CHAPITRE XII. Honneurs tout extraordinaires rendus à sainte Paula en ses funérailles.
On n'entendait point alors de cris ni de plaintes ainsi qu'on a coutume parmi les personnes attachées au siècle, mais des troupes tout entières faisaient retentir des psaumes en diverses langues. Elle fut portée en terre par des évêques qui mirent son cercueil sur leurs épaules; d'autres évêques allaient des devant avec des flambeaux et des cierges allumés, et d'autres conduisaient les troupes de ceux qui chantaient des psaumes. En cet état elle fut mise dans le milieu de l'église de la crèche de notre Sauveur. Les habitants de toutes les villes de la Palestine vinrent en foule à ses funérailles; il n'y eut point de cellule qui pût retenir les solitaires les plus cachés dans le désert, ni de sainte vierge qui pût demeurer dans sa petite chambrette, parce qu'ils eussent tous cru faire un sacrilège s'ils eussent manqué de rendre leurs devoirs à une femme si extraordinaire. Les veuves et les pauvres, ainsi qu'il est dit de Dorcas, montraient les habits qu'elle leur avait donnés, et. tous les nécessiteux criaient qu'ils avaient perdu leur mère et leur nourrice. Mais ce qui est admirable, la pâleur de la mort n'avait point changé son visage, et il était si plein de majesté qu'on l'aurait plutôt crue endormie que morte. On récitait par ordre des psaumes en hébreu, en grec, en latin et en syriaque, non-seulement durant trois jours et jusques à ce que son corps eut été enterré sous l'église, tout contre la crèche de notre Seigneur, mais aussi durant toute la semaine. Tous ceux qui arrivaient considéraient ses funérailles comme les leurs propres, et la pleuraient comme ils se seraient pleurés eux-mêmes. Sa sainte fille Eustochia, qui se voyait comme sevrée de sa mère, selon le langage de l'Ecriture, ne pouvait souffrir qu'on la séparât d'avec elle : elle lui baisait les yeux, elle se collait à son visage, elle l’embrassait, et elle eût désiré d'être ensevelie avec sa mère.
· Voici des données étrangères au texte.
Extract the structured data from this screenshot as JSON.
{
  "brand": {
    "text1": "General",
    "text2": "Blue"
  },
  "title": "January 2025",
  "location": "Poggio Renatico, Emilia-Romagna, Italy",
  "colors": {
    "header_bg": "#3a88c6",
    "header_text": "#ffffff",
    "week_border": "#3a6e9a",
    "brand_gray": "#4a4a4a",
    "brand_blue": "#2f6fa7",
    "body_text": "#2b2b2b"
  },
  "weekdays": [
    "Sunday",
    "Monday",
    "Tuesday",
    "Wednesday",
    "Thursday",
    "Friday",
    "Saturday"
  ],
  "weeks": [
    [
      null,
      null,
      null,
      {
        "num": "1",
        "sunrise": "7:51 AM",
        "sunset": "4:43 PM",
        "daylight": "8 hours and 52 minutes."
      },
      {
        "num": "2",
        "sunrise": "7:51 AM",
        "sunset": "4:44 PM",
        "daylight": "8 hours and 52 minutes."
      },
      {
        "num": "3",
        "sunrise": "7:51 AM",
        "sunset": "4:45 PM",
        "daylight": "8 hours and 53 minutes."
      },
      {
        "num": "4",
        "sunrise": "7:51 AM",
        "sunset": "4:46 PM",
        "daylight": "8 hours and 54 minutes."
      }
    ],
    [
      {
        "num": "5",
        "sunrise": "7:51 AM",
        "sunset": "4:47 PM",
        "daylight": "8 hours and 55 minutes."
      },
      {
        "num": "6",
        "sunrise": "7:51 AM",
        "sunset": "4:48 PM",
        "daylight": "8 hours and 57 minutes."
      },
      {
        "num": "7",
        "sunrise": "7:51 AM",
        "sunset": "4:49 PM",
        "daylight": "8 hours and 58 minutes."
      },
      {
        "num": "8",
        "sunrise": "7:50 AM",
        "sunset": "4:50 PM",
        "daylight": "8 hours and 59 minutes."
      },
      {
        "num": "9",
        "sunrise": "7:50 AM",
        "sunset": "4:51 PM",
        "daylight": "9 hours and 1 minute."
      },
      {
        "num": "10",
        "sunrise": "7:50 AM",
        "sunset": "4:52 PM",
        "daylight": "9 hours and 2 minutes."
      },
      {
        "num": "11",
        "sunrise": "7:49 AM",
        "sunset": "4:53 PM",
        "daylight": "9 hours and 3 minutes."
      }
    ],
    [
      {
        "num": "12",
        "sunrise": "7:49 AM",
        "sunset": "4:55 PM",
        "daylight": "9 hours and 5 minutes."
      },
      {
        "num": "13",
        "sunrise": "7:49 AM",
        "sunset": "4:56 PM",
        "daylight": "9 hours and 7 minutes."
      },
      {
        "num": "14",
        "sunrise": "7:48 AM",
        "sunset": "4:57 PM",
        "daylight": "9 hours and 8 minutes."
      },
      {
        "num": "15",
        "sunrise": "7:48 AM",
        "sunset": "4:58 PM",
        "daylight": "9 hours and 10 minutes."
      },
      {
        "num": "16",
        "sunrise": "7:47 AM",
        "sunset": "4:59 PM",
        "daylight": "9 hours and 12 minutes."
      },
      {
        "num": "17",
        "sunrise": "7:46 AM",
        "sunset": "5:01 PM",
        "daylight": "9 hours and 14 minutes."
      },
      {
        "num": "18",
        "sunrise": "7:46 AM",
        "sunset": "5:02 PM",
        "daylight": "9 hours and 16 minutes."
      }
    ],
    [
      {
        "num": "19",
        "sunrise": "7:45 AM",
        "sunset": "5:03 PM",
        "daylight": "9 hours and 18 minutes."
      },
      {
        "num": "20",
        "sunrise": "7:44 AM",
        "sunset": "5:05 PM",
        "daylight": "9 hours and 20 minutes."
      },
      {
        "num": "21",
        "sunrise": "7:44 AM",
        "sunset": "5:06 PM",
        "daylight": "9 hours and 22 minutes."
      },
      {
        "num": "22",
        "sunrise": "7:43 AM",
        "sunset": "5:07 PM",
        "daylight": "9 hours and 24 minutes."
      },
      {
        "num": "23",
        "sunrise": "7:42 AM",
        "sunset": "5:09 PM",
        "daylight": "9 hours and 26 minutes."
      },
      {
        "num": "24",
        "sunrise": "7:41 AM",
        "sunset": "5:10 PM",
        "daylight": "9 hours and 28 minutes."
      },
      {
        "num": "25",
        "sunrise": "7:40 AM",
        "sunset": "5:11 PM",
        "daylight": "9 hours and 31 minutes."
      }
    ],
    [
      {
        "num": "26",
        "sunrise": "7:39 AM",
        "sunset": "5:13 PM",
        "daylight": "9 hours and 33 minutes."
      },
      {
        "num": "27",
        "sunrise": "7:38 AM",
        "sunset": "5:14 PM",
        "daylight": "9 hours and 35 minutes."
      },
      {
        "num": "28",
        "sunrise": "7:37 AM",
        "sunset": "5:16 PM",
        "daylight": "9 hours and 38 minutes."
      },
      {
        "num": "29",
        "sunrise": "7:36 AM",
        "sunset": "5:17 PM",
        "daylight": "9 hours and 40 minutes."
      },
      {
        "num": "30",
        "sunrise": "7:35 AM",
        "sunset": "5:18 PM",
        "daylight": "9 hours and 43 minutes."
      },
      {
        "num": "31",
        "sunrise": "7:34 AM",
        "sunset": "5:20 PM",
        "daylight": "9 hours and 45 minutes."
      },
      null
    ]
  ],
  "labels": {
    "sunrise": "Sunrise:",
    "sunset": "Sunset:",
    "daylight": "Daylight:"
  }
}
Jésus-Christ sait que cette femme si excellente ne laissa pas un écu vaillant à sa fille, mais qu'au contraire, comme je l'ai déjà dit, elle la laissa chargée de beaucoup de dettes et d'un nombre infini de solitaires et de vierges qu'il lui était très difficile de nourrir, et. qu'elle n'eût pu abandonner sans impiété. Qu'y a-t-il donc de plus admirable que de voir une personne d'une maison aussi illustre qu'était Paula, et qui avait été autrefois dans de si grandes richesses, avoir eu tant de vertu et tant de foi que de donner tout son bien, et de s'être ainsi trouvée quasi réduite à la dernière extrémité? Que d'autres vantent l'argent qu'ils donnent aux, églises et ces lampes d'or qu'ils consacrent à Dieu devant ses autels, nul n'a plus donné aux pauvres que celle qui ne s'est rien réservé pour elle-même. Maintenant, elle jouit de ces richesses et de ces biens que nul oeil n'a jamais vus, que nulle oreille n'a jamais entendus et que nul esprit humain n'a jamais pensés. C'est donc nous-mêmes que nous plaignons ; et. il y aurait sujet d'estimer que nous envierions sa gloire si nous pleurions plus longtemps celle qui règne avec Dieu dans l'éternité.